An honest note on the model
The buy/sell split underneath this line is estimated from candle shape, not measured from tick data — the standing, stated limitation of the whole volume family on a candle feed. The ratio inherits it. It also, by design, says nothing about how much volume traded: 3 units against 2 and 3 million against 2 million both print 1.5. If intensity matters to your read — and near a big level it usually does — keep a raw volume pane or the split histograms alongside.
Frequently Asked Questions
What does a value of exactly 1.0 mean?
That over the smoothing window, estimated buying and selling volume were equal — a balanced tape.
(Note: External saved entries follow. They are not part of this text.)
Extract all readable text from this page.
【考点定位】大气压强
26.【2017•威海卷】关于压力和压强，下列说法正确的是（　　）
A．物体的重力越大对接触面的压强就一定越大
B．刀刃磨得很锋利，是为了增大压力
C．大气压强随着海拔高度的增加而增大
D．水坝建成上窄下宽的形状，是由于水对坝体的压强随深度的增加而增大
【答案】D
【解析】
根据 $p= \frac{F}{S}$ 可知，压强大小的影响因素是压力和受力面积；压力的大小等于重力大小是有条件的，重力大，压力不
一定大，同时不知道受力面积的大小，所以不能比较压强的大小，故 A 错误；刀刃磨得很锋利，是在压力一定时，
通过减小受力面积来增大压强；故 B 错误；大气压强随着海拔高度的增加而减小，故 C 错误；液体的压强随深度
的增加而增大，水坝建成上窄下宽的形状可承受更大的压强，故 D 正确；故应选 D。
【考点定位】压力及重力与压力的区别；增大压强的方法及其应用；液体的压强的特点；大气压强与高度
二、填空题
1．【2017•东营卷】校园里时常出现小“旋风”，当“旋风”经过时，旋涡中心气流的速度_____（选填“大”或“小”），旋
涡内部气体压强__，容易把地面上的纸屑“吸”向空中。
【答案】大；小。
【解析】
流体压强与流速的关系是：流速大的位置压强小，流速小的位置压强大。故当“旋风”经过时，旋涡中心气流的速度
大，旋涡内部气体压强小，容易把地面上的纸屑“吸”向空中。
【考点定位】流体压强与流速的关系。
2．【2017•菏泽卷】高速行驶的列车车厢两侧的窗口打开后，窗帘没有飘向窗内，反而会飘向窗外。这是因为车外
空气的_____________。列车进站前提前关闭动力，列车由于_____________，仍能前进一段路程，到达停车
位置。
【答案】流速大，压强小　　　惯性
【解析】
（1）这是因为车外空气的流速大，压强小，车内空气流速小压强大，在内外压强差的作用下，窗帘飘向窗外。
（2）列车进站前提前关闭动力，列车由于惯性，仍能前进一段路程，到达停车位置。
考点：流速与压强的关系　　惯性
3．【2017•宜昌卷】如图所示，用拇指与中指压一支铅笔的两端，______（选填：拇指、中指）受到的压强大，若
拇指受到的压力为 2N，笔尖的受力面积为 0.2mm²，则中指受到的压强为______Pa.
The dashed line marks it precisely so you can see leans and crosses at a glance.
Why did the line gap instead of spiking?
Two harmless reasons: the first bars of the chart have not filled the smoothing window yet, or the window's sell side summed to zero (an all-buy stretch, usually on a thin pair). The preset returns a gap rather than dividing by zero — a missing value is honest, an infinite one is not.
How is this different from CVD?
CVD is additive and cumulative — it sums signed volume forever and re-bases when you load more history. The ratio is relative and windowed — it forgets everything older than the smoothing length and never re-bases. CVD is better for long divergences; the ratio is better for "who is in control right now, on any symbol, at any scale."
Does a high ratio mean the price must go up?
No. It means buyers moved more estimated volume than sellers over the window — usually supportive, but heavy buying into a wall of resting supply can fail (that is exactly the absorption pattern described in the CVD guide). Treat the ratio as context and filter, not prophecy.
One line, whole answer
Volume Ratio is one click away in the indicator picker on every Crodl terminal chart. Drop it under price, watch a week of sessions with the balance line in view, and you will start seeing control changes before the candles make them obvious.
This article is for educational purposes only and is not financial advice. Leveraged trading carries substantial risk of loss. Always do your own research and never risk more than you can afford to lose.